In January, Lidl US, the American arm of Germany-based grocer Lidl, bought 27 grocery stores in New York and New Jersey owned by Bethpage-based Best Market, including all 24 on Long Island, for an undisclosed price.
“As we transition Best Market stores to Lidl stores over the next two to three years, we are committed to creating an environment where all employees can thrive,” Lidl spokesman William Harwood said.
About half of the store managers at Lidl’s 67 U.S. stores, excluding Best Market, are women, he said.
“We are proud of the diversity of our workforce and see it as a strength that we will continue to build on along Long Island as we transition Best Market stores to Lidl stores over the next two to three years,” he said this week.
Among the Best Market employees' complaints about working conditions are that work hours are being cut and new workers are making more than longtime employees doing the same work, said Jill Cooley, a full-time assistant bakery team lead at Best Market’s Queens store.
“My main issues are our pay raises. There’s no set pay scale for individual workers,” said Cooley, 52.
Other employees, such as Lauren Rzeplinski, 27, say that Lidl has been delivering on its promises for more work hours and training, better pay and other benefits.
“They’ve been very transparent. and they’ve really held up their end of the deal with all of us,” said Rzeplinski, who is a bakery team leader at the Best Market in Islip.
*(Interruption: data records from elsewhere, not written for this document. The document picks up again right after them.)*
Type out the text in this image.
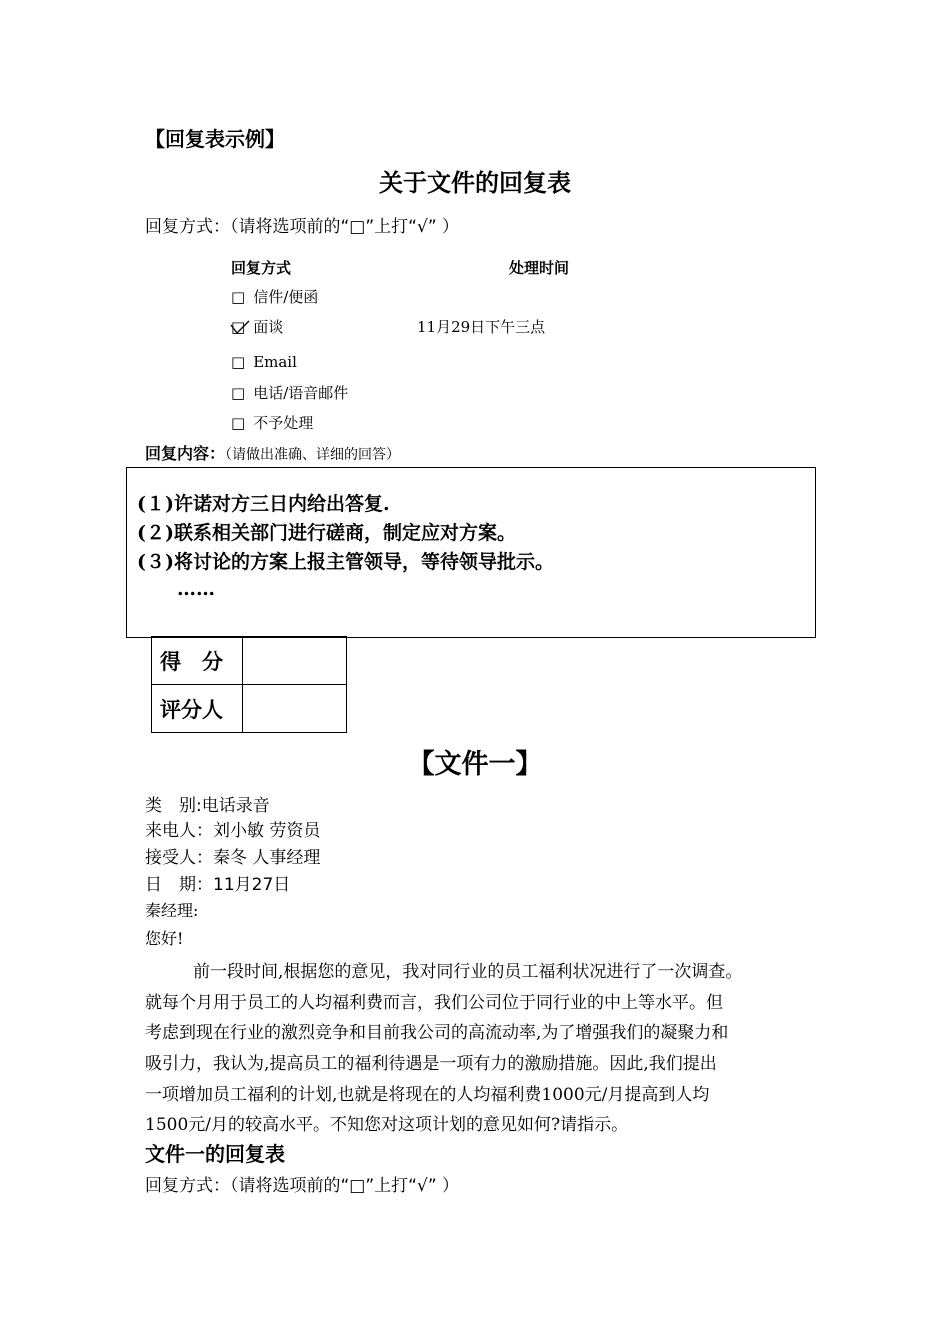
【回复表示例】
关于文件的回复表
回复方式：（请将选项前的“□”上打“√” ）
回复方式	处理时间
□ 信件/便函
□ 面谈	11月29日下午三点
□ Email
□ 电话/语音邮件
□ 不予处理
回复内容：（请做出准确、详细的回答）
(１)许诺对方三日内给出答复.
(２)联系相关部门进行磋商，制定应对方案。
(３)将讨论的方案上报主管领导，等待领导批示。
……
得　分	
评分人	
【文件一】
类　别:电话录音
来电人：刘小敏 劳资员
接受人：秦冬 人事经理
日　期：11月27日
秦经理:
您好!
前一段时间,根据您的意见，我对同行业的员工福利状况进行了一次调查。
就每个月用于员工的人均福利费而言，我们公司位于同行业的中上等水平。但
考虑到现在行业的激烈竞争和目前我公司的高流动率,为了增强我们的凝聚力和
吸引力，我认为,提高员工的福利待遇是一项有力的激励措施。因此,我们提出
一项增加员工福利的计划,也就是将现在的人均福利费1000元/月提高到人均
1500元/月的较高水平。不知您对这项计划的意见如何?请指示。
文件一的回复表
回复方式：（请将选项前的“□”上打“√” ）
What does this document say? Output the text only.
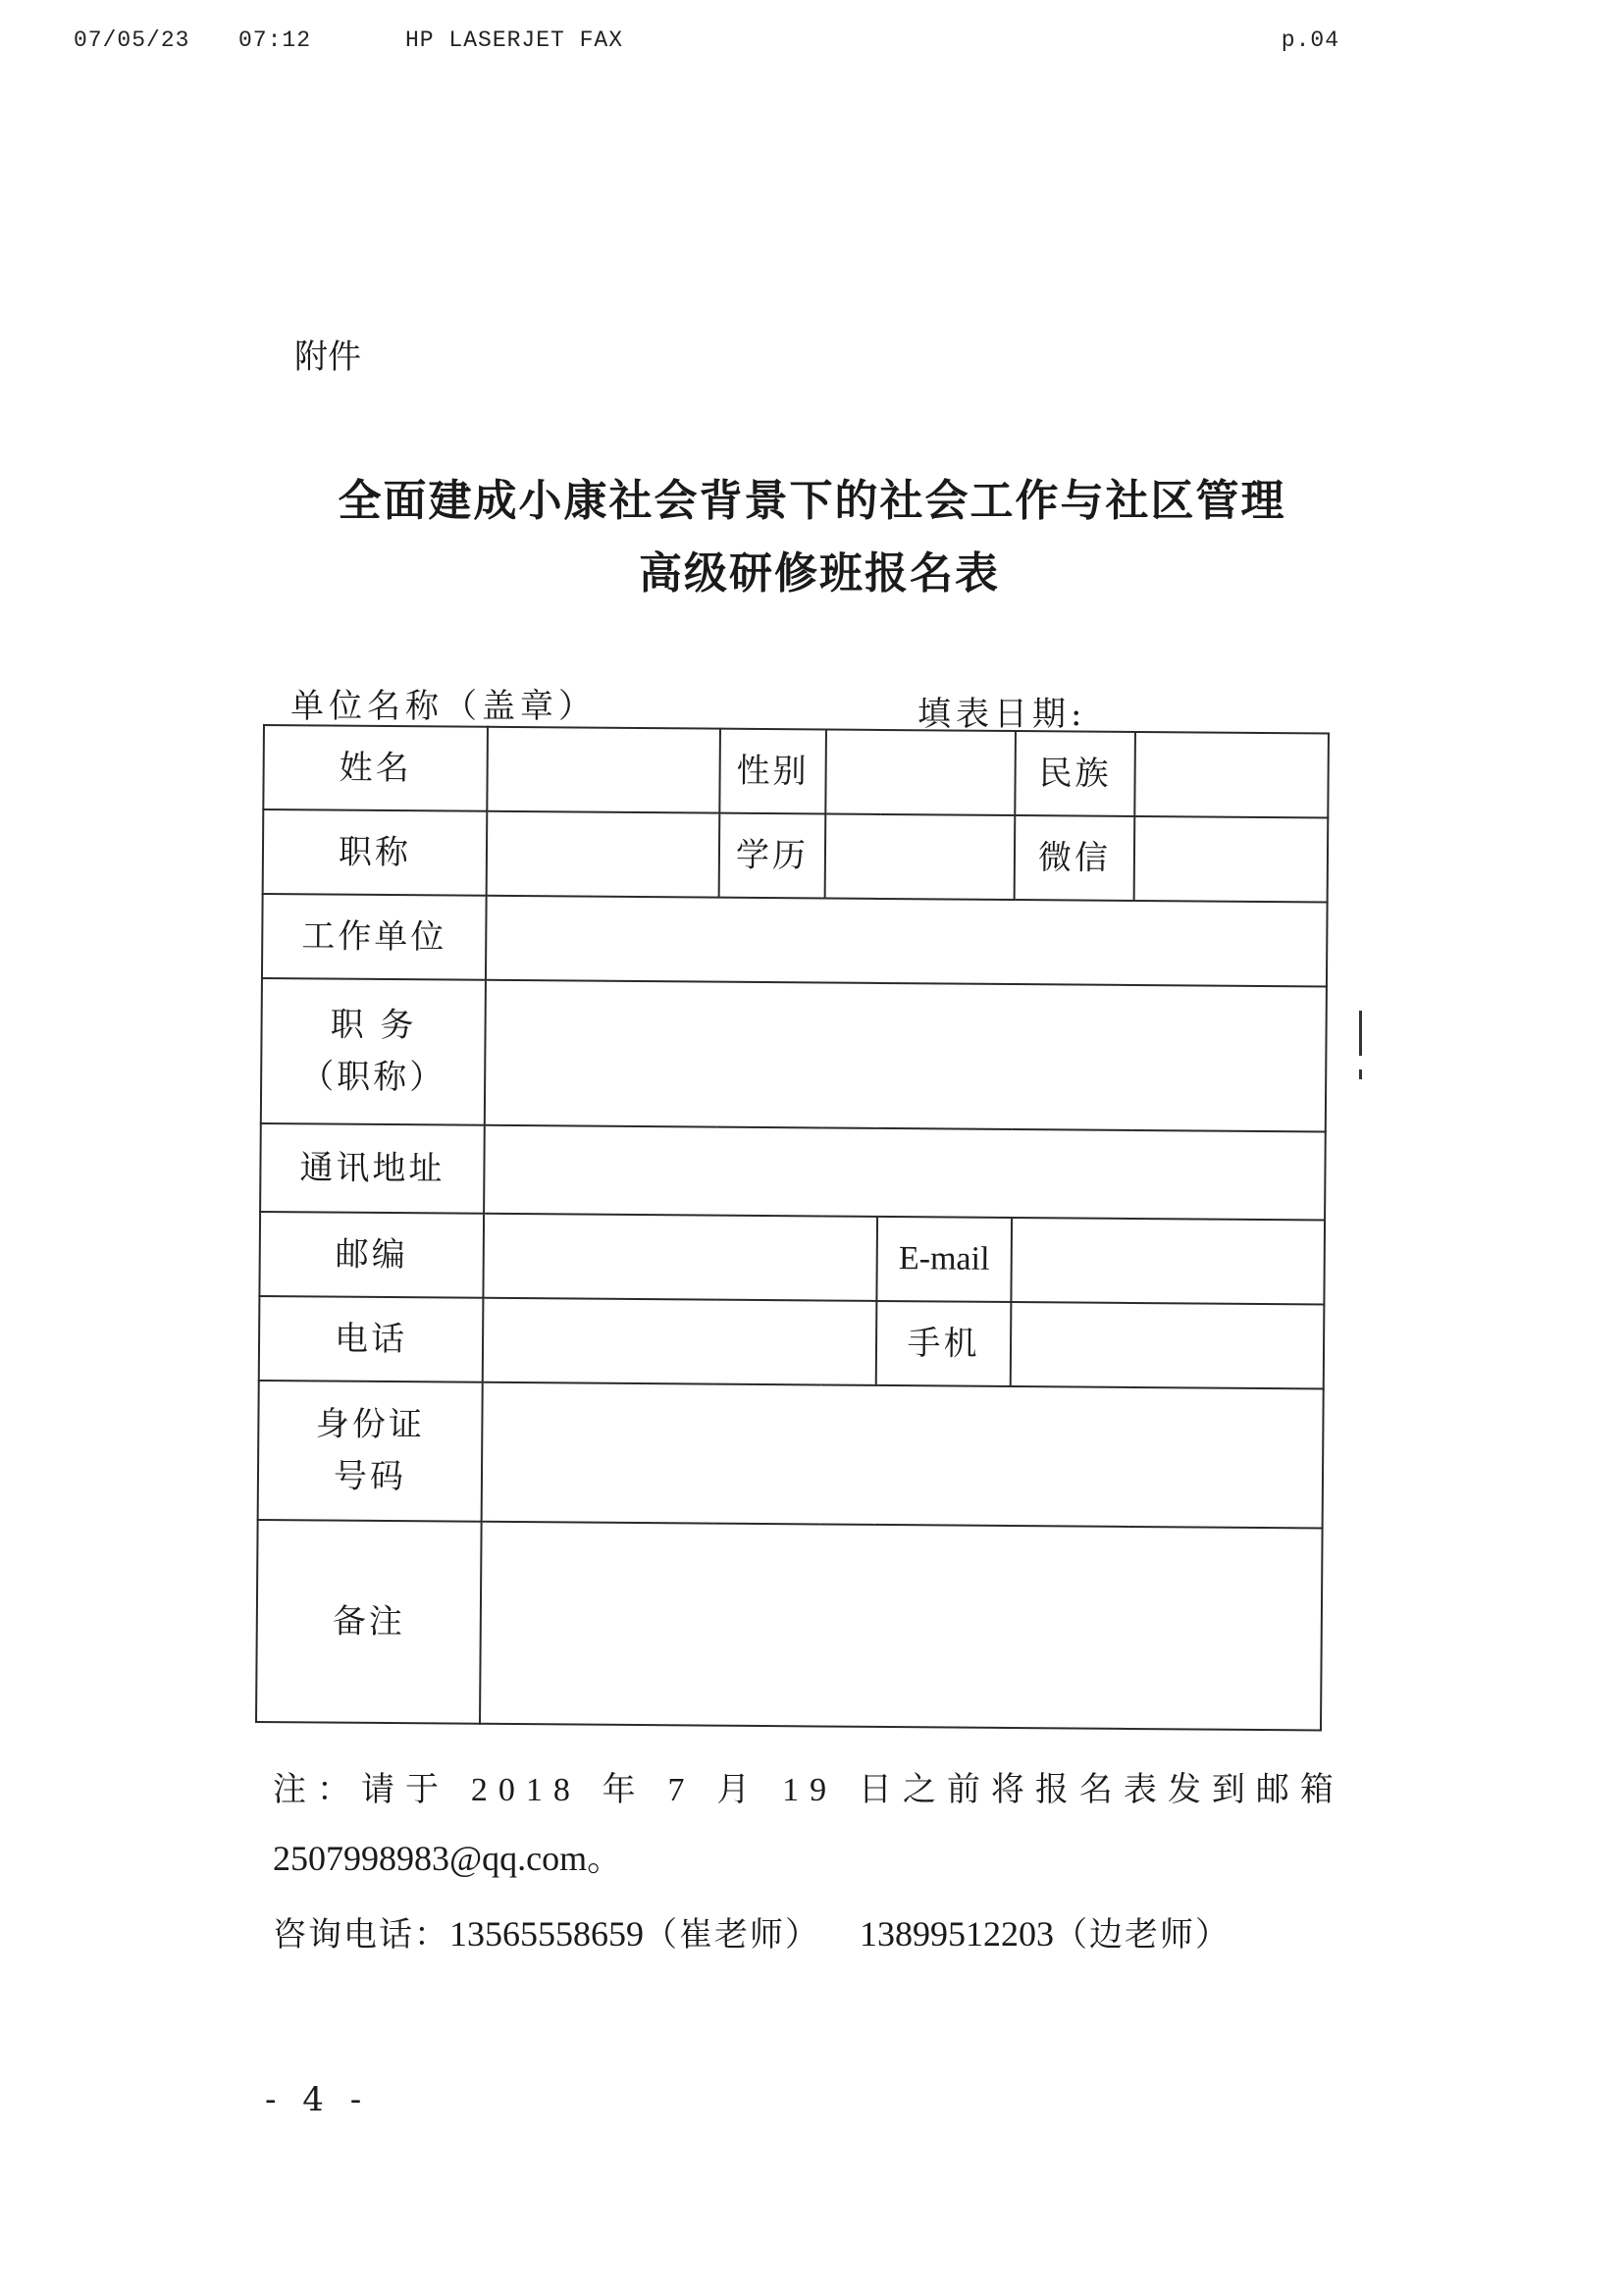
07/05/23 07:12	HP LASERJET FAX	p.04
附件
全面建成小康社会背景下的社会工作与社区管理
高级研修班报名表
单位名称（盖章）	填表日期:
姓名		性别			民族	
职称		学历			微信	
工作单位						

职 务
（职称）						

通讯地址						
邮编				E-mail		
电话				手机		

身份证
号码						

备注						
注：请于 2018 年 7 月 19 日之前将报名表发到邮箱
2507998983@qq.com。
咨询电话：13565558659（崔老师） 13899512203（边老师）
- 4 -
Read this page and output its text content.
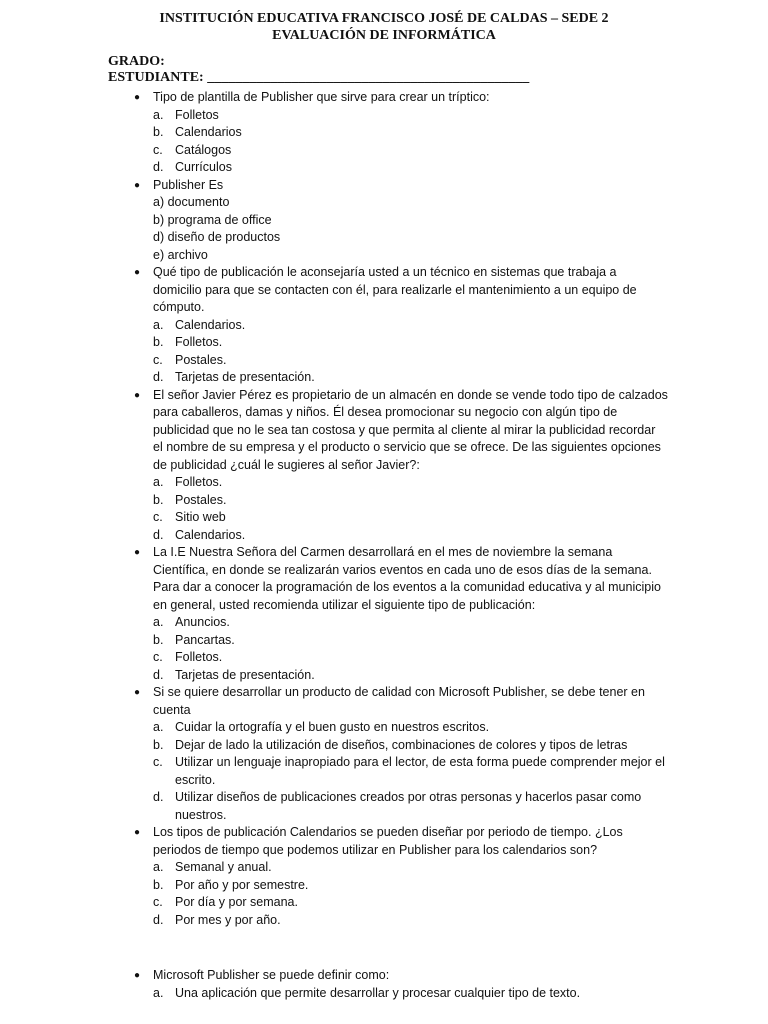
INSTITUCIÓN EDUCATIVA FRANCISCO JOSÉ DE CALDAS – SEDE 2
EVALUACIÓN DE INFORMÁTICA
GRADO:
ESTUDIANTE: ______________________________________________
●	Tipo de plantilla de Publisher que sirve para crear un tríptico:
a. Folletos
b. Calendarios
c. Catálogos
d. Currículos
●	Publisher Es
a) documento
b) programa de office
d) diseño de productos
e) archivo
●	Qué tipo de publicación le aconsejaría usted a un técnico en sistemas que trabaja a domicilio para que se contacten con él, para realizarle el mantenimiento a un equipo de cómputo.
a. Calendarios.
b. Folletos.
c. Postales.
d. Tarjetas de presentación.
●	El señor Javier Pérez es propietario de un almacén en donde se vende todo tipo de calzados para caballeros, damas y niños. Él desea promocionar su negocio con algún tipo de publicidad que no le sea tan costosa y que permita al cliente al mirar la publicidad recordar el nombre de su empresa y el producto o servicio que se ofrece. De las siguientes opciones de publicidad ¿cuál le sugieres al señor Javier?:
a. Folletos.
b. Postales.
c. Sitio web
d. Calendarios.
●	La I.E Nuestra Señora del Carmen desarrollará en el mes de noviembre la semana Científica, en donde se realizarán varios eventos en cada uno de esos días de la semana. Para dar a conocer la programación de los eventos a la comunidad educativa y al municipio en general, usted recomienda utilizar el siguiente tipo de publicación:
a. Anuncios.
b. Pancartas.
c. Folletos.
d. Tarjetas de presentación.
●	Si se quiere desarrollar un producto de calidad con Microsoft Publisher, se debe tener en cuenta
a. Cuidar la ortografía y el buen gusto en nuestros escritos.
b. Dejar de lado la utilización de diseños, combinaciones de colores y tipos de letras
c. Utilizar un lenguaje inapropiado para el lector, de esta forma puede comprender mejor el escrito.
d. Utilizar diseños de publicaciones creados por otras personas y hacerlos pasar como nuestros.
●	Los tipos de publicación Calendarios se pueden diseñar por periodo de tiempo. ¿Los periodos de tiempo que podemos utilizar en Publisher para los calendarios son?
a. Semanal y anual.
b. Por año y por semestre.
c. Por día y por semana.
d. Por mes y por año.
●	Microsoft Publisher se puede definir como:
a. Una aplicación que permite desarrollar y procesar cualquier tipo de texto.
The Centereach resident is in training to be a manager at Lidl’s new Center Moriches store opening by early next year, she said.
Lidl disputes claims about reduced employee work hours, saying, "There has been no overall net reduction in hours at Best Market."
Best Market employs about 2,500 people, and Lidl said it will offer employment with the same or better pay and benefits to all of those who were employed at the time of the sale in January.
Lidl U.S. employees on Long Island will earn a competitive salary of at least $14 an hour, Harwood said. Minimum wage on Long Island is $12.